Chega ser paradoxal que Duna conjugue uma produção e escala monumentais – poucas vezes me senti tão oprimido e diminuto vendo um filme, diante da imensidão das naves, dos planetas e dos vermes de areia – com uma narrativa tão intimista. E é aqui que reside a maior diferença em relação ao livro: se neste vemos diversos núcleos para além do protagonismo de Paul e como eles vão se entrelaçando numa narrativa maior, na adaptação estamos ao lado do personagem em quase todas as cenas, com pouquíssimas delas mostrando os demais núcleos. Por um lado, isso enfatiza o crescimento do protagonista (e aqui dou meus parabéns a Timothée Chalamet, um ator geralmente criticado por sua “falta de expressão”, por dar conta de tanta responsabilidade), mas por outro, acaba sacrificando muito do espaço dos coadjuvantes. É compreensível que um filme não consiga comportar todas as subtramas de um livro, mas aqui e ali vejo como essa perda de espaço acaba prejudicando um pouco a narrativa.
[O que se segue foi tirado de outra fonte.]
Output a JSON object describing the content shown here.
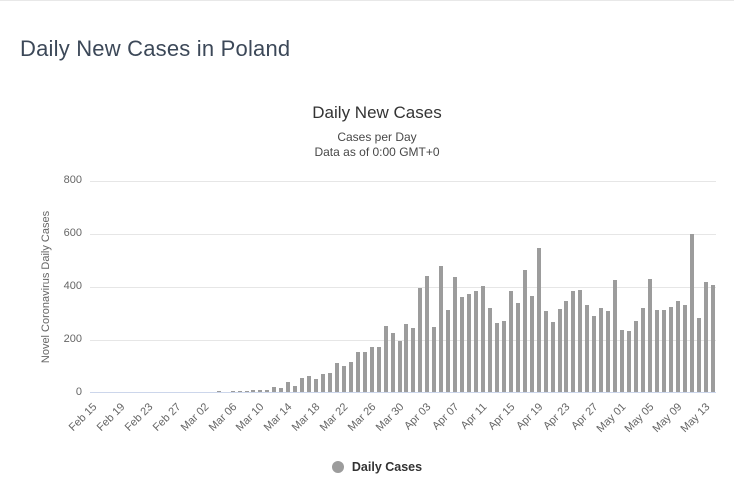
{
  "page": {
    "title": "Daily New Cases in Poland"
  },
  "chart": {
    "title": "Daily New Cases",
    "subtitle_line1": "Cases per Day",
    "subtitle_line2": "Data as of 0:00 GMT+0",
    "y_axis_title": "Novel Coronavirus Daily Cases",
    "legend_label": "Daily Cases",
    "colors": {
      "bar": "#9c9c9c",
      "gridline": "#e6e6e6",
      "axis_line": "#ccd6eb",
      "axis_text": "#666666",
      "title_text": "#333333",
      "page_title_text": "#3c4858"
    }
  },
  "chart_data": {
    "type": "bar",
    "title": "Daily New Cases",
    "subtitle": "Cases per Day / Data as of 0:00 GMT+0",
    "xlabel": "",
    "ylabel": "Novel Coronavirus Daily Cases",
    "ylim": [
      0,
      800
    ],
    "y_ticks": [
      0,
      200,
      400,
      600,
      800
    ],
    "grid": true,
    "legend": [
      "Daily Cases"
    ],
    "legend_position": "bottom",
    "x_tick_interval": 4,
    "x_tick_labels": [
      "Feb 15",
      "Feb 19",
      "Feb 23",
      "Feb 27",
      "Mar 02",
      "Mar 06",
      "Mar 10",
      "Mar 14",
      "Mar 18",
      "Mar 22",
      "Mar 26",
      "Mar 30",
      "Apr 03",
      "Apr 07",
      "Apr 11",
      "Apr 15",
      "Apr 19",
      "Apr 23",
      "Apr 27",
      "May 01",
      "May 05",
      "May 09",
      "May 13"
    ],
    "categories": [
      "Feb 15",
      "Feb 16",
      "Feb 17",
      "Feb 18",
      "Feb 19",
      "Feb 20",
      "Feb 21",
      "Feb 22",
      "Feb 23",
      "Feb 24",
      "Feb 25",
      "Feb 26",
      "Feb 27",
      "Feb 28",
      "Feb 29",
      "Mar 01",
      "Mar 02",
      "Mar 03",
      "Mar 04",
      "Mar 05",
      "Mar 06",
      "Mar 07",
      "Mar 08",
      "Mar 09",
      "Mar 10",
      "Mar 11",
      "Mar 12",
      "Mar 13",
      "Mar 14",
      "Mar 15",
      "Mar 16",
      "Mar 17",
      "Mar 18",
      "Mar 19",
      "Mar 20",
      "Mar 21",
      "Mar 22",
      "Mar 23",
      "Mar 24",
      "Mar 25",
      "Mar 26",
      "Mar 27",
      "Mar 28",
      "Mar 29",
      "Mar 30",
      "Mar 31",
      "Apr 01",
      "Apr 02",
      "Apr 03",
      "Apr 04",
      "Apr 05",
      "Apr 06",
      "Apr 07",
      "Apr 08",
      "Apr 09",
      "Apr 10",
      "Apr 11",
      "Apr 12",
      "Apr 13",
      "Apr 14",
      "Apr 15",
      "Apr 16",
      "Apr 17",
      "Apr 18",
      "Apr 19",
      "Apr 20",
      "Apr 21",
      "Apr 22",
      "Apr 23",
      "Apr 24",
      "Apr 25",
      "Apr 26",
      "Apr 27",
      "Apr 28",
      "Apr 29",
      "Apr 30",
      "May 01",
      "May 02",
      "May 03",
      "May 04",
      "May 05",
      "May 06",
      "May 07",
      "May 08",
      "May 09",
      "May 10",
      "May 11",
      "May 12",
      "May 13",
      "May 14"
    ],
    "values": [
      0,
      0,
      0,
      0,
      0,
      0,
      0,
      0,
      0,
      0,
      0,
      0,
      0,
      0,
      0,
      0,
      0,
      0,
      1,
      0,
      4,
      1,
      5,
      6,
      8,
      9,
      20,
      17,
      36,
      21,
      52,
      61,
      49,
      68,
      70,
      111,
      98,
      115,
      152,
      150,
      170,
      168,
      249,
      224,
      193,
      256,
      243,
      392,
      437,
      244,
      475,
      311,
      435,
      357,
      370,
      380,
      401,
      318,
      260,
      268,
      380,
      336,
      461,
      363,
      545,
      306,
      263,
      313,
      342,
      381,
      386,
      329,
      285,
      316,
      307,
      424,
      233,
      229,
      269,
      316,
      425,
      311,
      309,
      322,
      345,
      330,
      595,
      280,
      414,
      403
    ]
  }
}
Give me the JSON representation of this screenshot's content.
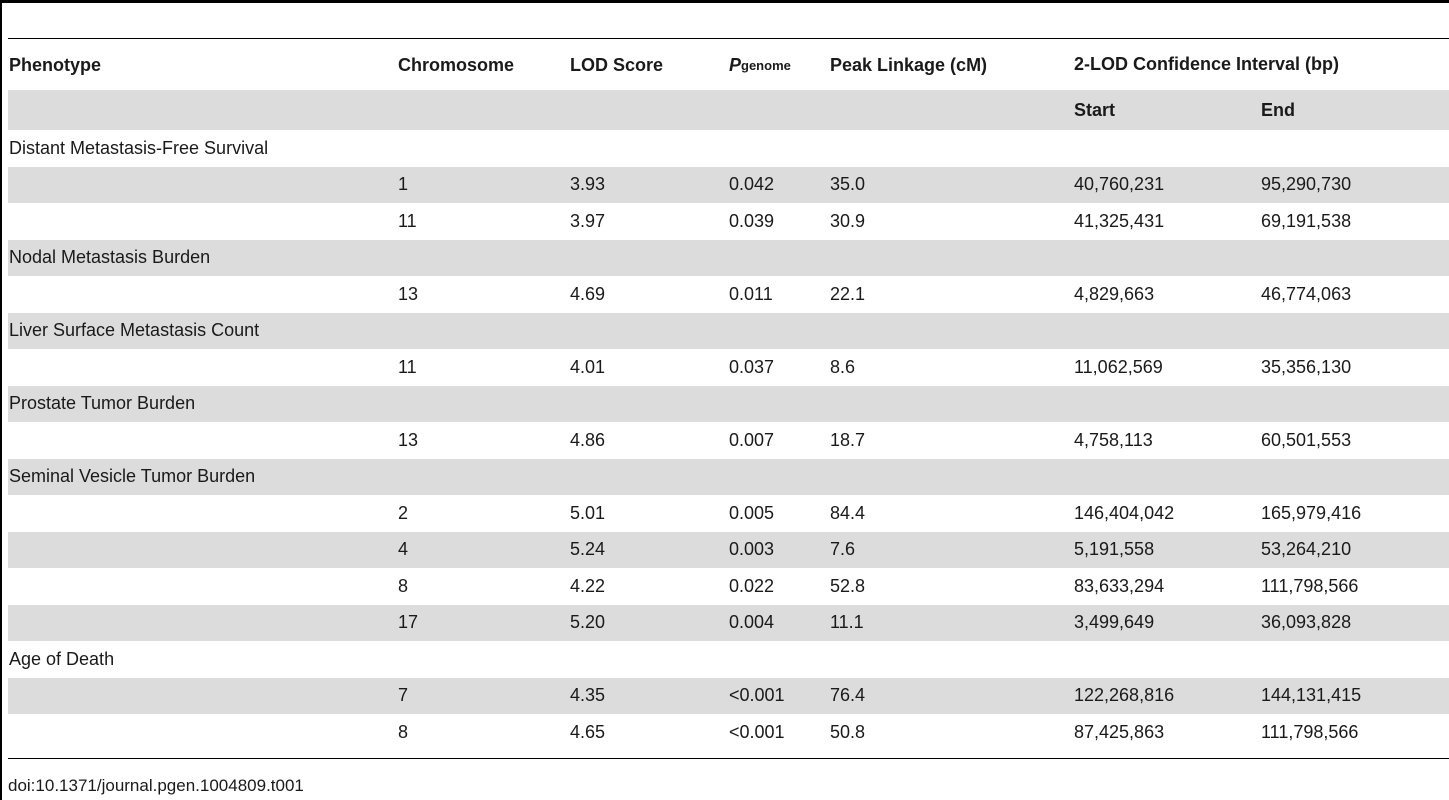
{
  "headers": {
    "phenotype": "Phenotype",
    "chromosome": "Chromosome",
    "lod": "LOD Score",
    "p_main": "P",
    "p_sub": "genome",
    "peak": "Peak Linkage (cM)",
    "ci": "2-LOD Confidence Interval (bp)",
    "start": "Start",
    "end": "End"
  },
  "groups": [
    {
      "name": "Distant Metastasis-Free Survival",
      "rows": [
        {
          "chr": "1",
          "lod": "3.93",
          "p": "0.042",
          "peak": "35.0",
          "start": "40,760,231",
          "end": "95,290,730"
        },
        {
          "chr": "11",
          "lod": "3.97",
          "p": "0.039",
          "peak": "30.9",
          "start": "41,325,431",
          "end": "69,191,538"
        }
      ]
    },
    {
      "name": "Nodal Metastasis Burden",
      "rows": [
        {
          "chr": "13",
          "lod": "4.69",
          "p": "0.011",
          "peak": "22.1",
          "start": "4,829,663",
          "end": "46,774,063"
        }
      ]
    },
    {
      "name": "Liver Surface Metastasis Count",
      "rows": [
        {
          "chr": "11",
          "lod": "4.01",
          "p": "0.037",
          "peak": "8.6",
          "start": "11,062,569",
          "end": "35,356,130"
        }
      ]
    },
    {
      "name": "Prostate Tumor Burden",
      "rows": [
        {
          "chr": "13",
          "lod": "4.86",
          "p": "0.007",
          "peak": "18.7",
          "start": "4,758,113",
          "end": "60,501,553"
        }
      ]
    },
    {
      "name": "Seminal Vesicle Tumor Burden",
      "rows": [
        {
          "chr": "2",
          "lod": "5.01",
          "p": "0.005",
          "peak": "84.4",
          "start": "146,404,042",
          "end": "165,979,416"
        },
        {
          "chr": "4",
          "lod": "5.24",
          "p": "0.003",
          "peak": "7.6",
          "start": "5,191,558",
          "end": "53,264,210"
        },
        {
          "chr": "8",
          "lod": "4.22",
          "p": "0.022",
          "peak": "52.8",
          "start": "83,633,294",
          "end": "111,798,566"
        },
        {
          "chr": "17",
          "lod": "5.20",
          "p": "0.004",
          "peak": "11.1",
          "start": "3,499,649",
          "end": "36,093,828"
        }
      ]
    },
    {
      "name": "Age of Death",
      "rows": [
        {
          "chr": "7",
          "lod": "4.35",
          "p": "<0.001",
          "peak": "76.4",
          "start": "122,268,816",
          "end": "144,131,415"
        },
        {
          "chr": "8",
          "lod": "4.65",
          "p": "<0.001",
          "peak": "50.8",
          "start": "87,425,863",
          "end": "111,798,566"
        }
      ]
    }
  ],
  "footer": {
    "doi": "doi:10.1371/journal.pgen.1004809.t001"
  }
}
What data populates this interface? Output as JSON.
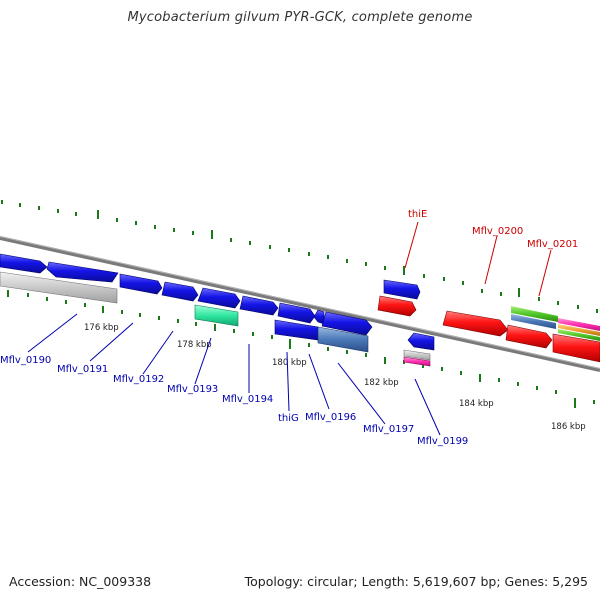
{
  "title": "Mycobacterium gilvum PYR-GCK, complete genome",
  "accession": "Accession: NC_009338",
  "summary": "Topology: circular; Length: 5,619,607 bp; Genes: 5,295",
  "colors": {
    "backbone": "#808080",
    "tick": "#1a7a1a",
    "blue_gene": "#1010e0",
    "red_gene": "#ff1010",
    "label_blue": "#0000b0",
    "label_red": "#cc0000",
    "kbp_text": "#222222"
  },
  "scale_labels": [
    "176 kbp",
    "178 kbp",
    "180 kbp",
    "182 kbp",
    "184 kbp",
    "186 kbp"
  ],
  "gene_labels": [
    {
      "text": "Mflv_0190",
      "color": "blue"
    },
    {
      "text": "Mflv_0191",
      "color": "blue"
    },
    {
      "text": "Mflv_0192",
      "color": "blue"
    },
    {
      "text": "Mflv_0193",
      "color": "blue"
    },
    {
      "text": "Mflv_0194",
      "color": "blue"
    },
    {
      "text": "thiG",
      "color": "blue"
    },
    {
      "text": "Mflv_0196",
      "color": "blue"
    },
    {
      "text": "Mflv_0197",
      "color": "blue"
    },
    {
      "text": "Mflv_0199",
      "color": "blue"
    },
    {
      "text": "thiE",
      "color": "red"
    },
    {
      "text": "Mflv_0200",
      "color": "red"
    },
    {
      "text": "Mflv_0201",
      "color": "red"
    }
  ]
}
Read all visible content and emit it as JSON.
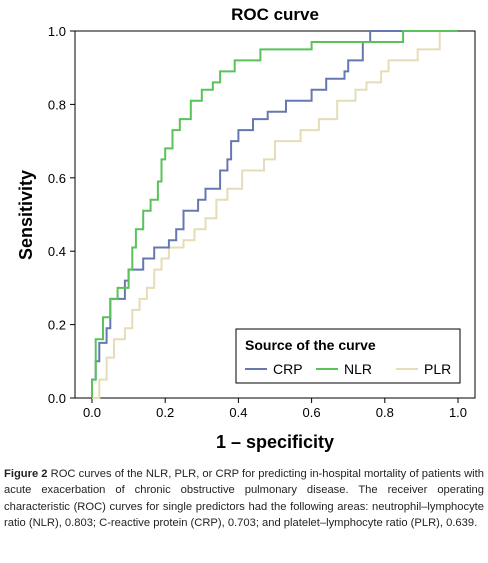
{
  "chart_data": {
    "type": "line",
    "title": "ROC curve",
    "xlabel": "1 – specificity",
    "ylabel": "Sensitivity",
    "xlim": [
      0,
      1
    ],
    "ylim": [
      0,
      1
    ],
    "xticks": [
      "0.0",
      "0.2",
      "0.4",
      "0.6",
      "0.8",
      "1.0"
    ],
    "yticks": [
      "0.0",
      "0.2",
      "0.4",
      "0.6",
      "0.8",
      "1.0"
    ],
    "grid": false,
    "legend": {
      "title": "Source of the curve",
      "placement": "bottom-right"
    },
    "series": [
      {
        "name": "CRP",
        "color": "#6678b2",
        "points": [
          [
            0,
            0
          ],
          [
            0,
            0.05
          ],
          [
            0.01,
            0.05
          ],
          [
            0.01,
            0.1
          ],
          [
            0.02,
            0.1
          ],
          [
            0.02,
            0.15
          ],
          [
            0.04,
            0.15
          ],
          [
            0.04,
            0.19
          ],
          [
            0.05,
            0.19
          ],
          [
            0.05,
            0.27
          ],
          [
            0.09,
            0.27
          ],
          [
            0.09,
            0.32
          ],
          [
            0.1,
            0.32
          ],
          [
            0.1,
            0.35
          ],
          [
            0.14,
            0.35
          ],
          [
            0.14,
            0.38
          ],
          [
            0.17,
            0.38
          ],
          [
            0.17,
            0.41
          ],
          [
            0.21,
            0.41
          ],
          [
            0.21,
            0.43
          ],
          [
            0.23,
            0.43
          ],
          [
            0.23,
            0.46
          ],
          [
            0.25,
            0.46
          ],
          [
            0.25,
            0.51
          ],
          [
            0.29,
            0.51
          ],
          [
            0.29,
            0.54
          ],
          [
            0.31,
            0.54
          ],
          [
            0.31,
            0.57
          ],
          [
            0.35,
            0.57
          ],
          [
            0.35,
            0.62
          ],
          [
            0.37,
            0.62
          ],
          [
            0.37,
            0.65
          ],
          [
            0.38,
            0.65
          ],
          [
            0.38,
            0.7
          ],
          [
            0.4,
            0.7
          ],
          [
            0.4,
            0.73
          ],
          [
            0.44,
            0.73
          ],
          [
            0.44,
            0.76
          ],
          [
            0.48,
            0.76
          ],
          [
            0.48,
            0.78
          ],
          [
            0.53,
            0.78
          ],
          [
            0.53,
            0.81
          ],
          [
            0.6,
            0.81
          ],
          [
            0.6,
            0.84
          ],
          [
            0.64,
            0.84
          ],
          [
            0.64,
            0.87
          ],
          [
            0.69,
            0.87
          ],
          [
            0.69,
            0.89
          ],
          [
            0.7,
            0.89
          ],
          [
            0.7,
            0.92
          ],
          [
            0.74,
            0.92
          ],
          [
            0.74,
            0.97
          ],
          [
            0.76,
            0.97
          ],
          [
            0.76,
            1.0
          ],
          [
            1.0,
            1.0
          ]
        ]
      },
      {
        "name": "NLR",
        "color": "#59c25a",
        "points": [
          [
            0,
            0
          ],
          [
            0,
            0.05
          ],
          [
            0.01,
            0.05
          ],
          [
            0.01,
            0.16
          ],
          [
            0.03,
            0.16
          ],
          [
            0.03,
            0.22
          ],
          [
            0.05,
            0.22
          ],
          [
            0.05,
            0.27
          ],
          [
            0.07,
            0.27
          ],
          [
            0.07,
            0.3
          ],
          [
            0.1,
            0.3
          ],
          [
            0.1,
            0.35
          ],
          [
            0.11,
            0.35
          ],
          [
            0.11,
            0.41
          ],
          [
            0.12,
            0.41
          ],
          [
            0.12,
            0.46
          ],
          [
            0.14,
            0.46
          ],
          [
            0.14,
            0.51
          ],
          [
            0.16,
            0.51
          ],
          [
            0.16,
            0.54
          ],
          [
            0.18,
            0.54
          ],
          [
            0.18,
            0.59
          ],
          [
            0.19,
            0.59
          ],
          [
            0.19,
            0.65
          ],
          [
            0.2,
            0.65
          ],
          [
            0.2,
            0.68
          ],
          [
            0.22,
            0.68
          ],
          [
            0.22,
            0.73
          ],
          [
            0.24,
            0.73
          ],
          [
            0.24,
            0.76
          ],
          [
            0.27,
            0.76
          ],
          [
            0.27,
            0.81
          ],
          [
            0.3,
            0.81
          ],
          [
            0.3,
            0.84
          ],
          [
            0.33,
            0.84
          ],
          [
            0.33,
            0.86
          ],
          [
            0.35,
            0.86
          ],
          [
            0.35,
            0.89
          ],
          [
            0.39,
            0.89
          ],
          [
            0.39,
            0.92
          ],
          [
            0.46,
            0.92
          ],
          [
            0.46,
            0.95
          ],
          [
            0.6,
            0.95
          ],
          [
            0.6,
            0.97
          ],
          [
            0.85,
            0.97
          ],
          [
            0.85,
            1.0
          ],
          [
            1.0,
            1.0
          ]
        ]
      },
      {
        "name": "PLR",
        "color": "#e6dcb8",
        "points": [
          [
            0,
            0
          ],
          [
            0.02,
            0
          ],
          [
            0.02,
            0.05
          ],
          [
            0.04,
            0.05
          ],
          [
            0.04,
            0.11
          ],
          [
            0.06,
            0.11
          ],
          [
            0.06,
            0.16
          ],
          [
            0.09,
            0.16
          ],
          [
            0.09,
            0.19
          ],
          [
            0.11,
            0.19
          ],
          [
            0.11,
            0.24
          ],
          [
            0.13,
            0.24
          ],
          [
            0.13,
            0.27
          ],
          [
            0.15,
            0.27
          ],
          [
            0.15,
            0.3
          ],
          [
            0.17,
            0.3
          ],
          [
            0.17,
            0.35
          ],
          [
            0.19,
            0.35
          ],
          [
            0.19,
            0.38
          ],
          [
            0.21,
            0.38
          ],
          [
            0.21,
            0.41
          ],
          [
            0.25,
            0.41
          ],
          [
            0.25,
            0.43
          ],
          [
            0.28,
            0.43
          ],
          [
            0.28,
            0.46
          ],
          [
            0.31,
            0.46
          ],
          [
            0.31,
            0.49
          ],
          [
            0.34,
            0.49
          ],
          [
            0.34,
            0.54
          ],
          [
            0.37,
            0.54
          ],
          [
            0.37,
            0.57
          ],
          [
            0.41,
            0.57
          ],
          [
            0.41,
            0.62
          ],
          [
            0.47,
            0.62
          ],
          [
            0.47,
            0.65
          ],
          [
            0.5,
            0.65
          ],
          [
            0.5,
            0.7
          ],
          [
            0.57,
            0.7
          ],
          [
            0.57,
            0.73
          ],
          [
            0.62,
            0.73
          ],
          [
            0.62,
            0.76
          ],
          [
            0.67,
            0.76
          ],
          [
            0.67,
            0.81
          ],
          [
            0.72,
            0.81
          ],
          [
            0.72,
            0.84
          ],
          [
            0.75,
            0.84
          ],
          [
            0.75,
            0.86
          ],
          [
            0.79,
            0.86
          ],
          [
            0.79,
            0.89
          ],
          [
            0.81,
            0.89
          ],
          [
            0.81,
            0.92
          ],
          [
            0.89,
            0.92
          ],
          [
            0.89,
            0.95
          ],
          [
            0.95,
            0.95
          ],
          [
            0.95,
            1.0
          ],
          [
            1.0,
            1.0
          ]
        ]
      }
    ]
  },
  "caption": {
    "label": "Figure 2",
    "text": " ROC curves of the NLR, PLR, or CRP for predicting in-hospital mortality of patients with acute exacerbation of chronic obstructive pulmonary disease. The receiver operating characteristic (ROC) curves for single predictors had the following areas: neutrophil–lymphocyte ratio (NLR), 0.803; C-reactive protein (CRP), 0.703; and platelet–lymphocyte ratio (PLR), 0.639."
  }
}
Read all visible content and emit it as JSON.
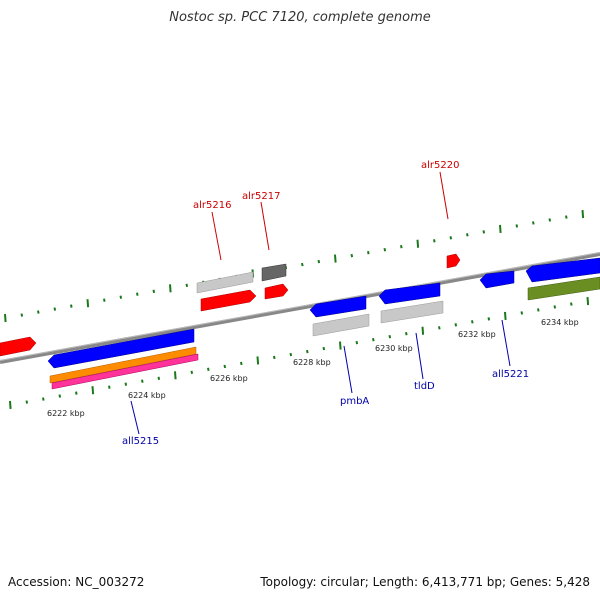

A meu ver, três personagens em particular sofrem com essas mudanças. O primeiro é Thufir Hawat, um Mentat (espécie de “computador humano”) dos Atreides. Tanto ele quanto Piter de Vries, o Mentat dos Harkonnen, recebem significativo espaço na primeira parte do livro, especialmente por Hawat substituir de Vries quando este é morto por Leto, o pai de Paul, em meio ao ataque dos Harkonnen. Já o segundo é o Dr. Wellington Yueh, médico dos Atreides que os trai por ter sua esposa nas mãos dos Harkonnen. No filme, sua traição é revelada apenas quando ele envenena Leto, mas antes disso o personagem pouco aparece, de modo que mal sentimos o impacto de ser ele o traidor, enquanto o livro nos priva do choque de sua traição por revelar desde o início o que ele fará, permitindo também compreendermos melhor suas motivações e sua tragédia. Por fim, Liet Kynes, Ecologista Imperial (e que no livro é um homem) também perde considerável espaço, mesmo com o papel importante que possui junto aos fremen e aos governantes de Arrakis. No livro, ele se mostra inicialmente desconfiado dos Atreides, mas vai aos poucos sendo atraído pelos esforços de Leto e depois de Paul, ao ponto de compartilhar com eles seus planos para terraformar Arrakis de modo que o planeta se torne cada vez menos desértico e mais habitável; além disso, é o pai de Chani (interesse amoroso de Paul), algo que nem é mesmo sugerido no filme. Kynes é meu personagem favorito do livro e embora a atriz Sharon Duncan-Brewster faça uma ótima interpretação no filme, é um pouco decepcionante ver seu papel ser diminuído.


Apesar dessas mudanças, Duna consegue no geral transpor, de maneira eficiente e mais que digna, a visão proposta por Frank Herbert em seu livro, mesmo dentro de uma abordagem particularmente intimista e que evita um pouco das esquisitices da obra original – embora tenha ouvido relatos de pessoas que nunca leram o livro se sentindo confusas com a profusão de conceitos e termos que tornam esse universo tão único. Mesmo às vezes perigando rumar a uma fidelidade excessiva, que mais poderia atrapalhar do que ajudar a narrativa que construiu, Denis Villeneuve fez diversas alterações que podem desagradar os mais puristas, mas que fazem sentido dentro da proposta apresentada e que ajudam a tornar o filme mais “palatável” ao público, sem precisar perder sua essência.


Como um amigo meu disse, Duna está em algum lugar entre Blade Runner (a ficção científica “cult”) e Star Wars (a ficção científica “pop”). E no fim das contas, com toda a liberdade que teve em mãos, Villeneuve não deixou de entender as diferenças entre as linguagens, literária e cinematográfica, entregando, assim, um filme que honra o material no qual se baseia, mas não deixa de ser uma obra de destaque em seu próprio direito – e que tem tudo para marcar o cinema, tanto quanto o livro marcou a literatura.